Jaime Rodríguez Pena

El sastre de Burela que «no vistió un vaquero en su vida y hubiera sido un gran abogado»

Lucía Rey | La Voz

Cuenta su viuda, Maricarmen Rodríguez, que Jaime Rodríguez Pena era «burelense con pedigrí». La segunda persona fallecida en el Hospital Público da Mariña, de Burela, como consecuencia de la pandemia del coronavirus, fue hijo de sastre. Un oficio que él mismo desempeñó durante sesenta años en su Burela natal y que lo hizo poseedor de una elegancia prácticamente innata tanto en los modos como en las formas de vestir y de relacionarse con los demás, según destaca quien fue su compañera de vida medio siglo. «En unos días íbamos a cumplir 49 años de casados. Andaba como un pincel y no vistió un pantalón vaquero en su vida. Y tenía un don para aconsejar bien a la gente; hubiera sido un excelente abogado», revela con una sonrisa la mujer. Una hidrocefalia y diversas complicaciones médicas habían llevado a Jaime, de 87 años, a ingresar hacía tiempo en Betania, la residencia que gestiona en Viveiro la congregación de las Hermanitas de los Ancianos Desamparados, y que ya antes de la emergencia sanitaria era un búnker para proteger la salud y el bienestar de sus mayores. Allí estaba muy bien atendido y recibía puntualmente las visitas de Maricarmen ya que, pese a las dificultades de la vida, seguían siendo un matrimonio feliz. 

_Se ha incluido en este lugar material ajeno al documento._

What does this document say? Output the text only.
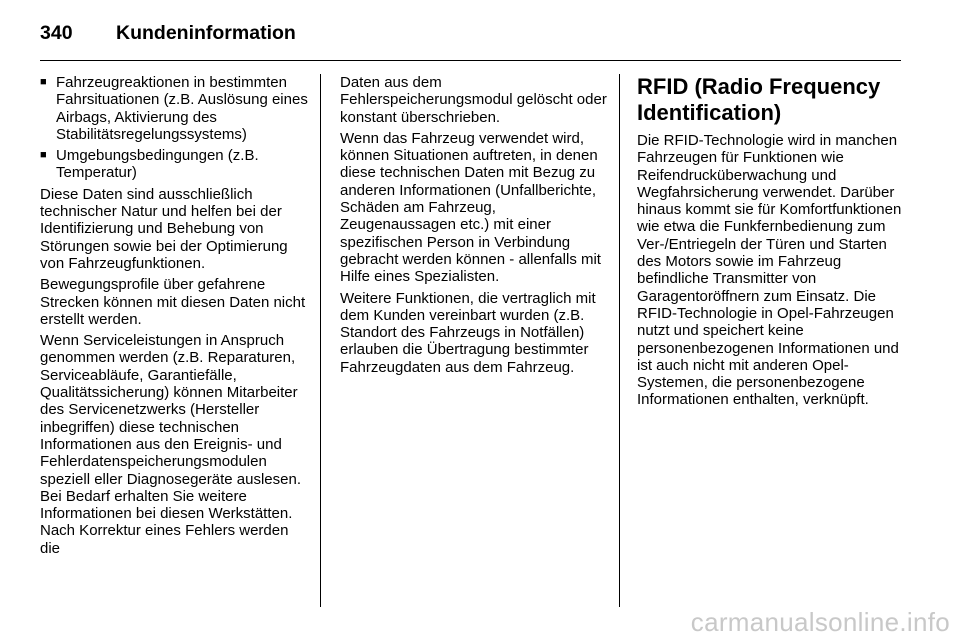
340 Kundeninformation
■ Fahrzeugreaktionen in bestimmten Fahrsituationen (z.B. Auslösung eines Airbags, Aktivierung des Stabilitätsregelungssystems)
■ Umgebungsbedingungen (z.B. Temperatur)

Diese Daten sind ausschließlich technischer Natur und helfen bei der Identifizierung und Behebung von Störungen sowie bei der Optimierung von Fahrzeugfunktionen.

Bewegungsprofile über gefahrene Strecken können mit diesen Daten nicht erstellt werden.

Wenn Serviceleistungen in Anspruch genommen werden (z.B. Reparaturen, Serviceabläufe, Garantiefälle, Qualitätssicherung) können Mitarbeiter des Servicenetzwerks (Hersteller inbegriffen) diese technischen Informationen aus den Ereignis- und Fehlerdatenspeicherungsmodulen speziell eller Diagnosegeräte auslesen. Bei Bedarf erhalten Sie weitere Informationen bei diesen Werkstätten. Nach Korrektur eines Fehlers werden die

Daten aus dem Fehlerspeicherungsmodul gelöscht oder konstant überschrieben.

Wenn das Fahrzeug verwendet wird, können Situationen auftreten, in denen diese technischen Daten mit Bezug zu anderen Informationen (Unfallberichte, Schäden am Fahrzeug, Zeugenaussagen etc.) mit einer spezifischen Person in Verbindung gebracht werden können - allenfalls mit Hilfe eines Spezialisten.

Weitere Funktionen, die vertraglich mit dem Kunden vereinbart wurden (z.B. Standort des Fahrzeugs in Notfällen) erlauben die Übertragung bestimmter Fahrzeugdaten aus dem Fahrzeug.

RFID (Radio Frequency Identification)

Die RFID-Technologie wird in manchen Fahrzeugen für Funktionen wie Reifendrucküberwachung und Wegfahrsicherung verwendet. Darüber hinaus kommt sie für Komfortfunktionen wie etwa die Funkfernbedienung zum Ver-/Entriegeln der Türen und Starten des Motors sowie im Fahrzeug befindliche Transmitter von Garagentoröffnern zum Einsatz. Die RFID-Technologie in Opel-Fahrzeugen nutzt und speichert keine personenbezogenen Informationen und ist auch nicht mit anderen Opel-Systemen, die personenbezogene Informationen enthalten, verknüpft.

carmanualsonline.info
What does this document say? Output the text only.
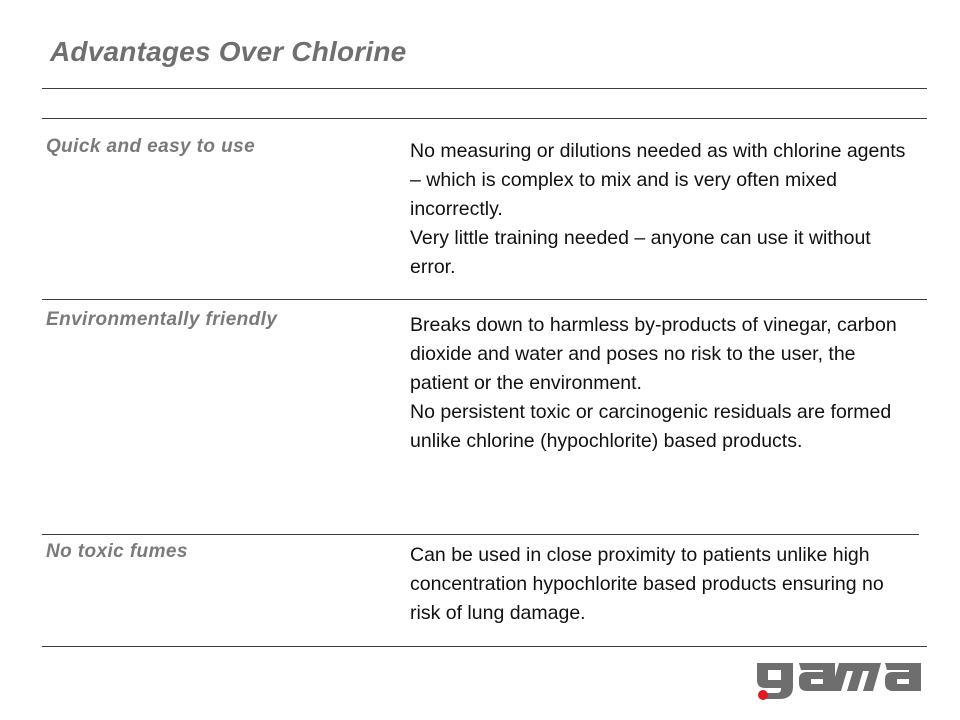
Advantages Over Chlorine
Quick and easy to use	No measuring or dilutions needed as with chlorine agents – which is complex to mix and is very often mixed incorrectly.

Very little training needed – anyone can use it without error.

Environmentally friendly	Breaks down to harmless by-products of vinegar, carbon dioxide and water and poses no risk to the user, the patient or the environment.

No persistent toxic or carcinogenic residuals are formed unlike chlorine (hypochlorite) based products.

No toxic fumes	Can be used in close proximity to patients unlike high concentration hypochlorite based products ensuring no risk of lung damage.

Ingresó en el hospital el 19 de marzo

El hombre había superado varias neumonías muy fuertes cuando tuvo que ser hospitalizado de nuevo en Burela. «Llegó el 19 de marzo a las ocho y media de la tarde. Iba muy malito, más muerto que vivo. A la hora me dijeron que tenía otra neumonía y que estaba muy grave. Era la tercera vez que en el hospital me decían que se moría…», recuerda Maricarmen. «Nos pusieron en planta y a las 24 horas revivió como una planta que está seca», continúa. Aunque el estado de alarma para prevenir contagios por covid-19 había entrado en vigor el 15 de marzo y todo el país estaba ya confinado, la mujer expone que en el centro hospitalario el covid-19 sonaba aún como un eco lejano. «Allí no había ni miedo ni protección», afirma. De hecho, ella pudo estar con su marido en la habitación e incluso compartieron cuarto con otros pacientes. 

«Jaime fue mejorando, y el 25 de marzo, cuando llevaba ingresado más de una semana en la que no se habló de ‘coronavirus’ para nada, pasó una médica internista y me dijo que si seguía así lo mandaba para Viveiro el 26», prosigue. Con ese mensaje de esperanza, pero sobre todo de tranquilidad, Maricarmen bajó a comer y a descansar un rato en su domicilio tras haberle dado la comida a Jaime y antes de regresar otra vez para darle la merienda. Aquella fue la última vez que lo vio con vida. 

«Cuando vuelvo, a medio pasillo me dicen que no está en la habitación, que dio positivo por coronavirus y que está aislado, que no puede recibir visitas», apunta. Hasta el 12 de abril en que murió, Jaime estuvo solo, con la única compañía del personal sanitario que tuvo acceso a su habitación. Fueron 18 días largos y muy duros, cargados de altibajos tanto para él como para su esposa. «Me pidieron permiso para sedarlo porque estaba muy inquieto, y les dije que sí. ‘Si se tiene que ir, que se vaya tranquilo, en paz’», explica esta mujer extremadamente educada y luchadora. Natural de Mondoñedo, fue funcionaria municipal en Burela más de 35 años. Pese a los momentos dramáticos, está agradecida porque al menos pudo ver el cadáver de su marido. «Sé que Jaime va en aquella caja porque aún es más duro que no lo puedas ver. Andar días buscando por tanatorios a un familiar, como le pasó a gente de Madrid, y que al final te den una caja o unas cenizas con una etiqueta», reflexiona.

Entierro con tres personas 

El entierro fue visto y no visto. «Mi marido murió el domingo 12, y ese día a las cinco de la tarde ya estaba de vuelta del cementerio», expone. Solo pudieron participar en el cortejo fúnebre tres personas: ella, un hermano y otro familiar. «Entre el cura, el enterrador y los de la funeraria, eran más de fuera que nosotros», dice, y remata recordando lo que le gustaban a su marido y a ella los viajes y los balnearios. «Jaime era muy fuerte, pero le llegó la hora», finaliza.